Ryder sonreía, bebía su refresco y vagaba su vista en las estrellas, como si no fuera nada.
—Una cosa a la vez, ¿no crees? —se mofó de ella—. ¡Todavía no me dijiste qué es el gogo!
—¿Por qué lo haría?
Las pupilas de Ryder se tornaron blancas. Paralizado, sumido en alguna actividad que ella no podría ver, le inquietó lo que ese agrio desconocido estaría haciendo. Se propuso aprovechar la oportunidad e irse. Inspeccionó el cartel; miró entre las rejas que le servían de plataforma, encontrándose con que una única columna los sostenía, naciente de un tejado lejano. Una escalera de caracol bajaba alrededor de ella.
—¿El mineral? —Indagó él, regresando su consciencia al cuerpo virtual—. Cada segundo eres más interesante.
Kai se dirigía al borde del anuncio, donde iniciaban las escaleras. Si tenía que bajar peldaño por peldaño solo porque ese imbécil le bloqueaba el acceso a su menú de opciones, lo haría.
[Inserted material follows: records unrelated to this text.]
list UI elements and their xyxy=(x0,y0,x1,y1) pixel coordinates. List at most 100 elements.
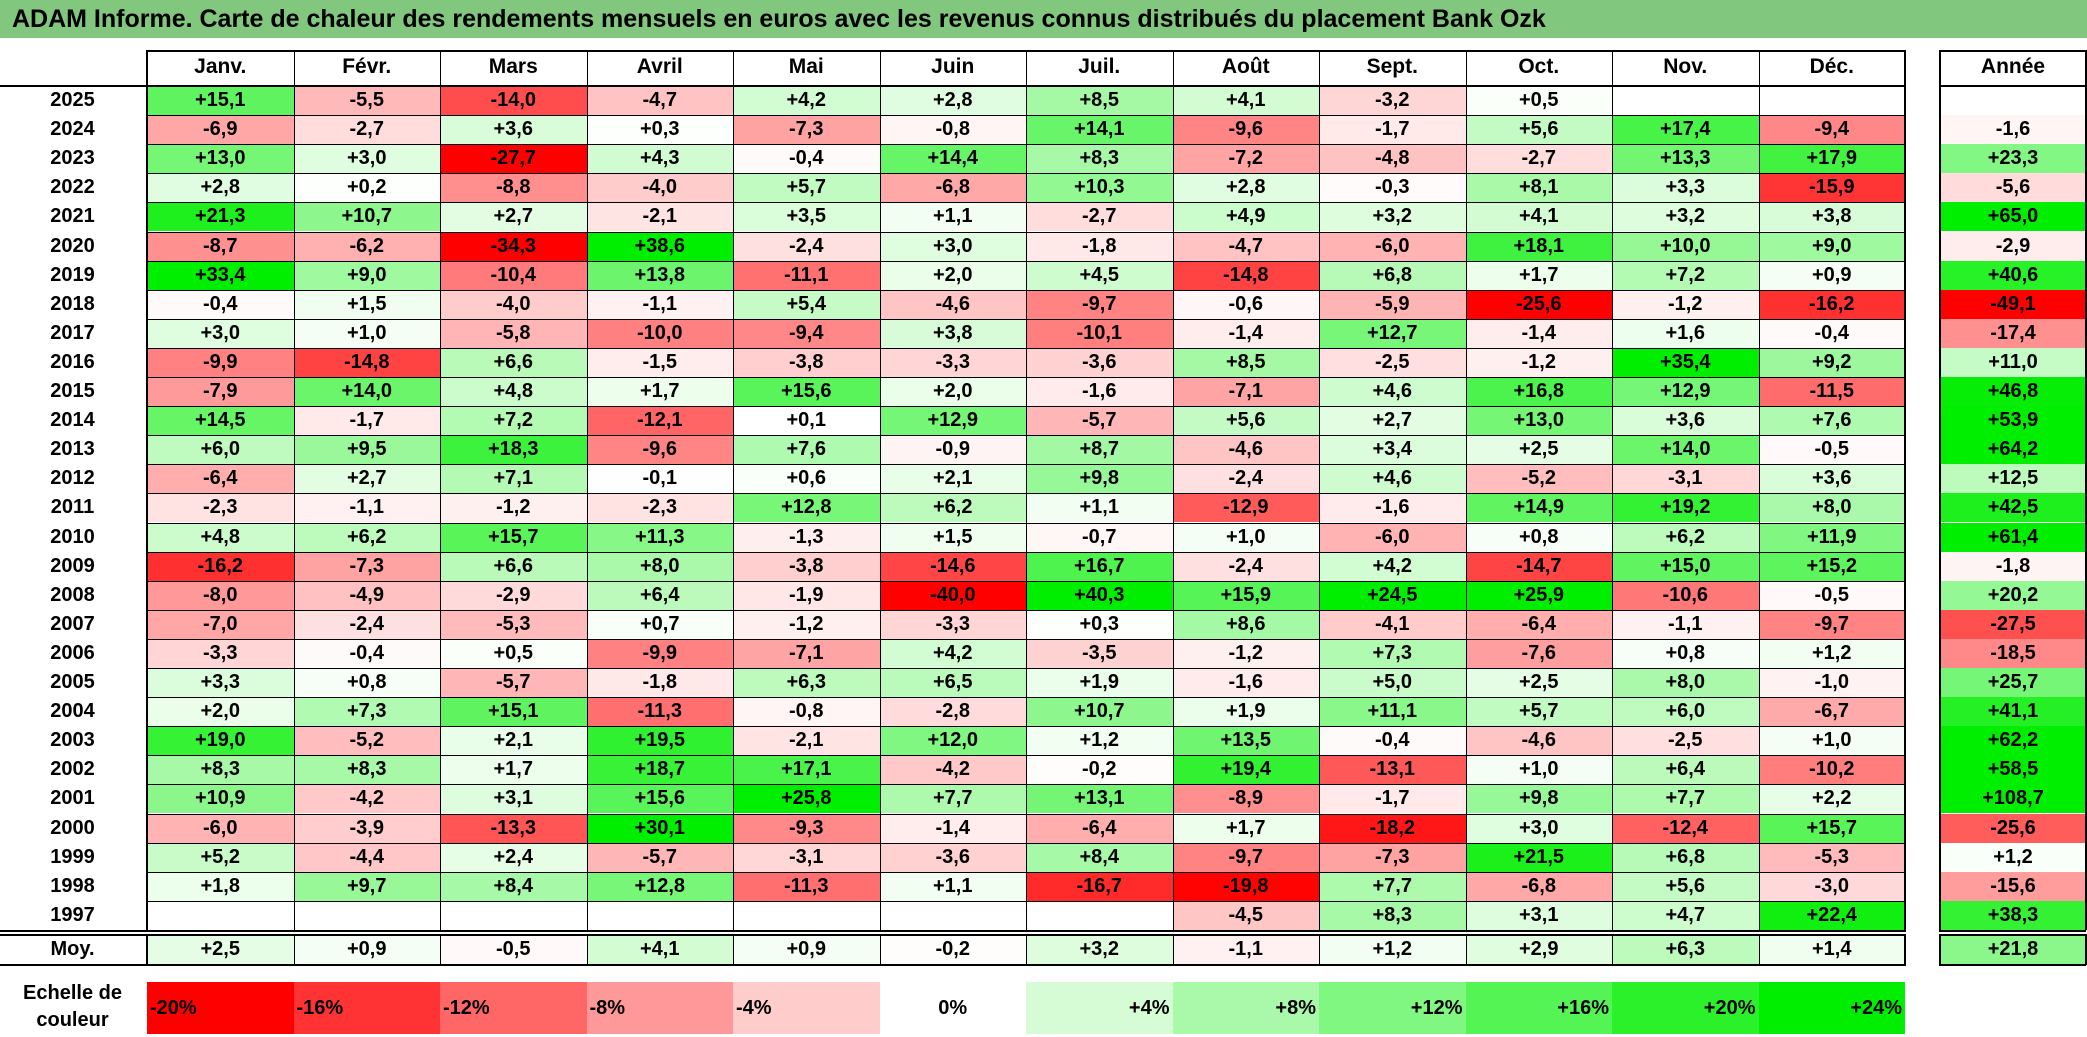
row-label: 2017 xyxy=(50,321,95,344)
heatmap-cell: +1,9 xyxy=(1026,668,1173,698)
heatmap-cell: +8,4 xyxy=(440,871,587,901)
heatmap-cell: -1,1 xyxy=(293,493,440,523)
row-label: 2018 xyxy=(50,292,95,315)
row-label: 2009 xyxy=(50,554,95,577)
column-header: Mars xyxy=(488,55,538,78)
heatmap-cell: +8,0 xyxy=(586,551,733,581)
heatmap-cell: +15,7 xyxy=(1758,813,1905,843)
heatmap-cell: +5,4 xyxy=(733,289,880,319)
heatmap-cell: +1,5 xyxy=(293,289,440,319)
grid-line-horizontal xyxy=(147,522,1905,524)
heatmap-cell: -4,7 xyxy=(1172,231,1319,261)
heatmap-cell: -6,8 xyxy=(1465,871,1612,901)
heatmap-cell: -9,4 xyxy=(1758,115,1905,145)
color-scale-swatch: +24% xyxy=(1758,982,1905,1034)
grid-line-horizontal xyxy=(147,231,1905,233)
heatmap-cell: +12,8 xyxy=(733,493,880,523)
year-total-cell: +53,9 xyxy=(1940,406,2086,436)
row-label: 2014 xyxy=(50,409,95,432)
grid-line-horizontal xyxy=(147,260,1905,262)
heatmap-cell: +17,4 xyxy=(1612,115,1759,145)
heatmap-cell: +10,7 xyxy=(293,202,440,232)
heatmap-cell: -3,1 xyxy=(733,842,880,872)
heatmap-cell: +8,4 xyxy=(1026,842,1173,872)
heatmap-cell: +13,3 xyxy=(1612,144,1759,174)
heatmap-cell: +7,7 xyxy=(1612,784,1759,814)
heatmap-cell: +4,2 xyxy=(733,86,880,116)
heatmap-cell: +13,0 xyxy=(1465,406,1612,436)
grid-line-horizontal xyxy=(1939,50,2086,52)
grid-line-horizontal xyxy=(147,726,1905,728)
heatmap-cell: +2,1 xyxy=(440,726,587,756)
heatmap-cell: -4,4 xyxy=(293,842,440,872)
heatmap-cell: -6,9 xyxy=(147,115,294,145)
heatmap-cell: +0,6 xyxy=(733,464,880,494)
heatmap-cell: -0,6 xyxy=(1172,289,1319,319)
heatmap-cell: +1,1 xyxy=(879,871,1026,901)
year-total-cell: +12,5 xyxy=(1940,464,2086,494)
heatmap-cell: +8,6 xyxy=(1172,609,1319,639)
heatmap-cell: -6,7 xyxy=(1758,697,1905,727)
heatmap-cell: +5,2 xyxy=(147,842,294,872)
average-cell: +1,4 xyxy=(1758,933,1905,965)
year-total-cell: -2,9 xyxy=(1940,231,2086,261)
row-label: 2024 xyxy=(50,118,95,141)
heatmap-cell: -7,6 xyxy=(1465,638,1612,668)
color-scale-swatch: -16% xyxy=(293,982,440,1034)
heatmap-cell: +33,4 xyxy=(147,260,294,290)
grid-line-horizontal xyxy=(147,318,1905,320)
heatmap-cell: +7,6 xyxy=(1758,406,1905,436)
heatmap-cell: -2,3 xyxy=(586,493,733,523)
heatmap-cell: -7,1 xyxy=(1172,377,1319,407)
column-header: Nov. xyxy=(1663,55,1708,78)
heatmap-cell: +3,0 xyxy=(1465,813,1612,843)
average-cell: +2,9 xyxy=(1465,933,1612,965)
heatmap-cell: -1,2 xyxy=(1172,638,1319,668)
heatmap-cell: +3,0 xyxy=(879,231,1026,261)
grid-line-vertical xyxy=(1026,50,1027,930)
heatmap-cell: +10,0 xyxy=(1612,231,1759,261)
heatmap-cell: +30,1 xyxy=(586,813,733,843)
heatmap-cell: +17,1 xyxy=(733,755,880,785)
year-total-cell: -1,8 xyxy=(1940,551,2086,581)
heatmap-cell: +4,2 xyxy=(879,638,1026,668)
heatmap-cell: -4,6 xyxy=(1465,726,1612,756)
heatmap-cell: -8,7 xyxy=(147,231,294,261)
heatmap-cell: -3,8 xyxy=(733,551,880,581)
heatmap-cell: -2,7 xyxy=(293,115,440,145)
heatmap-cell: -8,0 xyxy=(147,580,294,610)
grid-line-horizontal xyxy=(0,933,1906,936)
heatmap-cell: -4,0 xyxy=(440,289,587,319)
heatmap-cell: -1,2 xyxy=(440,493,587,523)
heatmap-cell: -13,1 xyxy=(1319,755,1466,785)
column-header: Oct. xyxy=(1518,55,1560,78)
heatmap-cell: -25,6 xyxy=(1465,289,1612,319)
heatmap-cell: +0,5 xyxy=(1465,86,1612,116)
heatmap-cell: -6,8 xyxy=(879,173,1026,203)
heatmap-cell: +38,6 xyxy=(586,231,733,261)
heatmap-cell: +4,6 xyxy=(1319,377,1466,407)
heatmap-cell: +7,3 xyxy=(1319,638,1466,668)
heatmap-cell: +1,7 xyxy=(586,377,733,407)
grid-line-horizontal xyxy=(147,697,1905,699)
grid-line-horizontal xyxy=(147,435,1905,437)
heatmap-cell: -0,8 xyxy=(879,115,1026,145)
chart-title: ADAM Informe. Carte de chaleur des rende… xyxy=(0,0,2087,38)
color-scale-swatch: -4% xyxy=(733,982,880,1034)
row-label: 2010 xyxy=(50,525,95,548)
heatmap-cell: +1,8 xyxy=(147,871,294,901)
heatmap-cell: -0,4 xyxy=(1758,318,1905,348)
heatmap-cell: +2,7 xyxy=(1319,406,1466,436)
average-row-label: Moy. xyxy=(50,937,95,960)
heatmap-cell: +1,7 xyxy=(1172,813,1319,843)
column-header: Déc. xyxy=(1809,55,1854,78)
heatmap-cell: -1,6 xyxy=(1026,377,1173,407)
heatmap-cell: -4,1 xyxy=(1319,609,1466,639)
grid-line-horizontal xyxy=(147,842,1905,844)
heatmap-cell: -1,8 xyxy=(586,668,733,698)
color-scale-swatch: 0% xyxy=(879,982,1026,1034)
heatmap-cell: +1,7 xyxy=(440,755,587,785)
heatmap-cell xyxy=(1758,86,1905,116)
grid-line-vertical xyxy=(1172,50,1174,930)
grid-line-vertical xyxy=(1172,933,1174,965)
—No soy una máquina para ser interesante de esa manera —gruñó.
Ryder la siguió.
—No, pero la máquina que tienes en tu cráneo lo es —replicó—. ¿Qué modelo es?
Apresuró el paso. Lo único neónico en las escaleras era una baranda formada por una tira fina de un metal suave, su luz viajaba en su superficie como granos dentro de un tubo, cambiando gradualmente sus colores. Rojo, luego rosa, luego violeta...
La luminosidad de los cabellos de ambos se combinó con esos focos de luz que viajaban como en un tobogán. Bajaba detrás de ella, quien se saltaba uno u dos escalones en sus saltos apresurados.
—Ninguno —respondió tajante—. Y déjame en paz.
Un minuto después, Ryder apareció delante de ella, a un par de escalones por debajo. Al detenerse, sus pies se resbalaron y un grito de sorpresa rebotó en el espacio abierto. Se sujetó con fuerza de la baranda. El metal brilló en el lugar en que hizo presión.